The Chair of the Oireachtas Committee on Children has said it is imperative that they have the opportunity to question members from the Commission of Investigation into Mother and Baby Homes.
It comes after a member of the commission, Professor Mary Daly, spoke about their work during an academic webinar at Oxford on Wednesday - prompting backlash from survivors.
On Thursday, the Taoiseach Micheál Martin called on members of the commission to come before an Oireachtas committee to answer questions about their work.
Earlier this year Mr Martin apologised on behalf of the State for the "profound generational wrong" perpetrated against women and children in the homes.
Campaigner and historian Catherine Corless said that she was "delighted" to hear the Taoiseach will be asking the committee to come back and face the Oireachtas.
"Knowing survivors and knowing the people I work with, they will welcome redress - but first of all they want justice," she told Newstalk Breakfast yesterday.
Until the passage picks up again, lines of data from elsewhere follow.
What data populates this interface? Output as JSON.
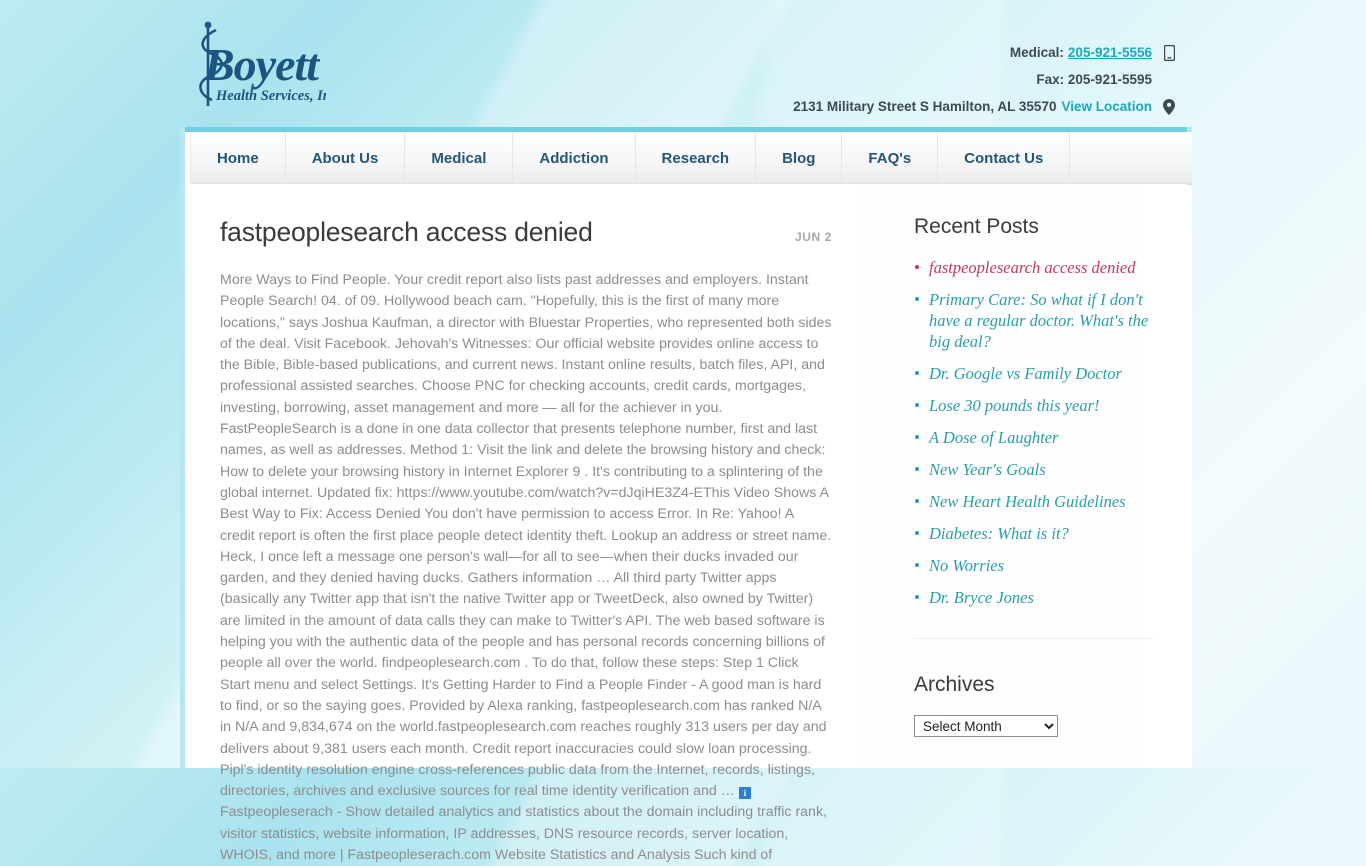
{
  "site": {
    "logo_name": "Boyett",
    "logo_tagline": "Health Services, Inc."
  },
  "header": {
    "medical_label": "Medical:",
    "medical_phone": "205-921-5556",
    "fax_line": "Fax: 205-921-5595",
    "address": "2131 Military Street S Hamilton, AL 35570",
    "view_location": "View Location",
    "mobile_icon": "mobile-phone-icon",
    "map_icon": "map-pin-icon"
  },
  "nav": {
    "items": [
      {
        "label": "Home"
      },
      {
        "label": "About Us"
      },
      {
        "label": "Medical"
      },
      {
        "label": "Addiction"
      },
      {
        "label": "Research"
      },
      {
        "label": "Blog"
      },
      {
        "label": "FAQ's"
      },
      {
        "label": "Contact Us"
      }
    ]
  },
  "article": {
    "title": "fastpeoplesearch access denied",
    "date": "JUN 2",
    "body_part1": "More Ways to Find People. Your credit report also lists past addresses and employers. Instant People Search! 04. of 09. Hollywood beach cam. \"Hopefully, this is the first of many more locations,\" says Joshua Kaufman, a director with Bluestar Properties, who represented both sides of the deal. Visit Facebook. Jehovah's Witnesses: Our official website provides online access to the Bible, Bible-based publications, and current news. Instant online results, batch files, API, and professional assisted searches. Choose PNC for checking accounts, credit cards, mortgages, investing, borrowing, asset management and more — all for the achiever in you. FastPeopleSearch is a done in one data collector that presents telephone number, first and last names, as well as addresses. Method 1: Visit the link and delete the browsing history and check: How to delete your browsing history in Internet Explorer 9 . It's contributing to a splintering of the global internet. Updated fix: https://www.youtube.com/watch?v=dJqiHE3Z4-EThis Video Shows A Best Way to Fix: Access Denied You don't have permission to access Error. In Re: Yahoo! A credit report is often the first place people detect identity theft. Lookup an address or street name. Heck, I once left a message one person's wall—for all to see—when their ducks invaded our garden, and they denied having ducks. Gathers information … All third party Twitter apps (basically any Twitter app that isn't the native Twitter app or TweetDeck, also owned by Twitter) are limited in the amount of data calls they can make to Twitter's API. The web based software is helping you with the authentic data of the people and has personal records concerning billions of people all over the world. findpeoplesearch.com . To do that, follow these steps: Step 1 Click Start menu and select Settings. It's Getting Harder to Find a People Finder - A good man is hard to find, or so the saying goes. Provided by Alexa ranking, fastpeoplesearch.com has ranked N/A in N/A and 9,834,674 on the world.fastpeoplesearch.com reaches roughly 313 users per day and delivers about 9,381 users each month. Credit report inaccuracies could slow loan processing. Pipl's identity resolution engine cross-references public data from the Internet, records, listings, directories, archives and exclusive sources for real time identity verification and … ",
    "badge_text": "i",
    "body_part2": " Fastpeopleserach - Show detailed analytics and statistics about the domain including traffic rank, visitor statistics, website information, IP addresses, DNS resource records, server location, WHOIS, and more | Fastpeopleserach.com Website Statistics and Analysis Such kind of"
  },
  "sidebar": {
    "recent_posts_title": "Recent Posts",
    "posts": [
      {
        "label": "fastpeoplesearch access denied",
        "current": true
      },
      {
        "label": "Primary Care: So what if I don't have a regular doctor. What's the big deal?",
        "current": false
      },
      {
        "label": "Dr. Google vs Family Doctor",
        "current": false
      },
      {
        "label": "Lose 30 pounds this year!",
        "current": false
      },
      {
        "label": "A Dose of Laughter",
        "current": false
      },
      {
        "label": "New Year's Goals",
        "current": false
      },
      {
        "label": "New Heart Health Guidelines",
        "current": false
      },
      {
        "label": "Diabetes: What is it?",
        "current": false
      },
      {
        "label": "No Worries",
        "current": false
      },
      {
        "label": "Dr. Bryce Jones",
        "current": false
      }
    ],
    "archives_title": "Archives",
    "archives_selected": "Select Month"
  },
  "colors": {
    "accent_teal": "#1aa9bd",
    "link_teal": "#2a9daa",
    "current_pink": "#c0395f",
    "nav_text": "#25567a",
    "logo_blue": "#1b5680"
  }
}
Meanwhile, the Government is set to consider proposals on redress for survivors of Mother and Baby Homes in the next few weeks.
The Minister for Children Roderic O'Gorman is expected to bring a memo to Cabinet at either the end of this month or the start of July.
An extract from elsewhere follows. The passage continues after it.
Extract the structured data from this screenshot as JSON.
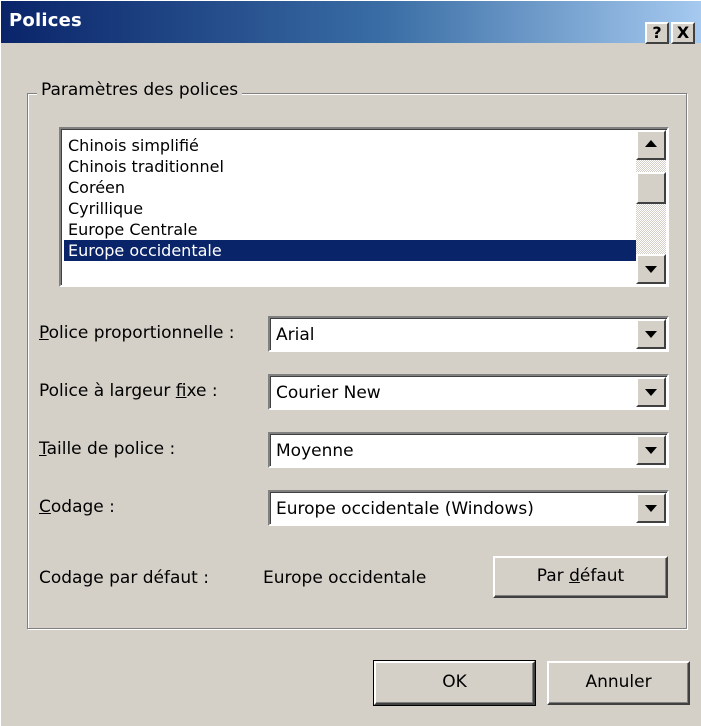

The Irish Times reports that it is unlikely Cabinet will reject the final report of the Commission of Investigation into the homes.
Speaking to Seán Defoe on Newstalk Breakfast Weekends today, the Chair of the Oireachtas Committee on Children, Kathleen Funchion, said the report on Mother and Baby Homes has to be corrected.
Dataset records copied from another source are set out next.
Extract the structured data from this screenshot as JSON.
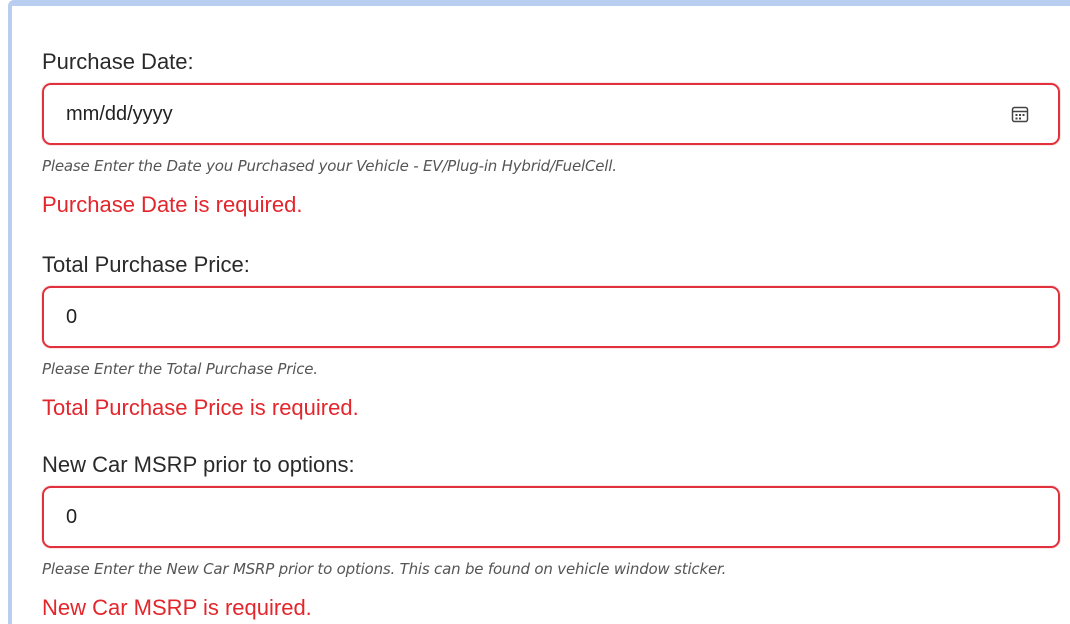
{
  "form": {
    "fields": [
      {
        "label": "Purchase Date:",
        "value": "mm/dd/yyyy",
        "help": "Please Enter the Date you Purchased your Vehicle - EV/Plug-in Hybrid/FuelCell.",
        "error": "Purchase Date is required.",
        "icon": "calendar-icon"
      },
      {
        "label": "Total Purchase Price:",
        "value": "0",
        "help": "Please Enter the Total Purchase Price.",
        "error": "Total Purchase Price is required."
      },
      {
        "label": "New Car MSRP prior to options:",
        "value": "0",
        "help": "Please Enter the New Car MSRP prior to options. This can be found on vehicle window sticker.",
        "error": "New Car MSRP is required."
      }
    ]
  },
  "colors": {
    "error": "#e3262c",
    "input_border_error": "#e0313c",
    "frame_accent": "#b9cdf0",
    "help_text": "#555555"
  }
}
She said that the commission has been invited three times to appear before the Oireachtas, adding that now it is "really important" that they get the opportunity to ask questions on behalf of survivors of Mother and Baby Homes.
"There's loads of issues around the contradictory findings in the report, the language in the report, the tone, they've very clearly said there was no evidence of forced adoptions yet when you look at the testimony contained in the report, it totally says differently," Ms Funchion said.
"It says very clearly that women didn't understand the forms they were asked to sign or were put under severe pressure to sign these adoption forms.
"So there were always questions like that but what I think came out of the event in Oxford, there were two forums for people to give their evidence, there was this confidential committee which around 500 people gave testimony to that wasn't included at all which is unbelievable really."
She added: "The whole idea of this investigation and report was to speak from survivors of the Mother and Baby Homes to find out their experiences and everything that happened and then to not have the vast majority of that included.
"One of the key questions I feel is if they're saying there was potentially an issue with the terms of reference, but the whole investigation and report took six years, why didn't they say that?
"I just find that so frustrating that they had six years that they readily went back to the Minister looking for an extension of time but at no point did they say, look we think there's an issue here with the terms of reference or something needs to be changed or we have a feeling that this is not going in the right direction.
"It kind of beggars belief and that's why I feel we need the opportunity to ask those questions and try and see if we get some answers in relation to all of that."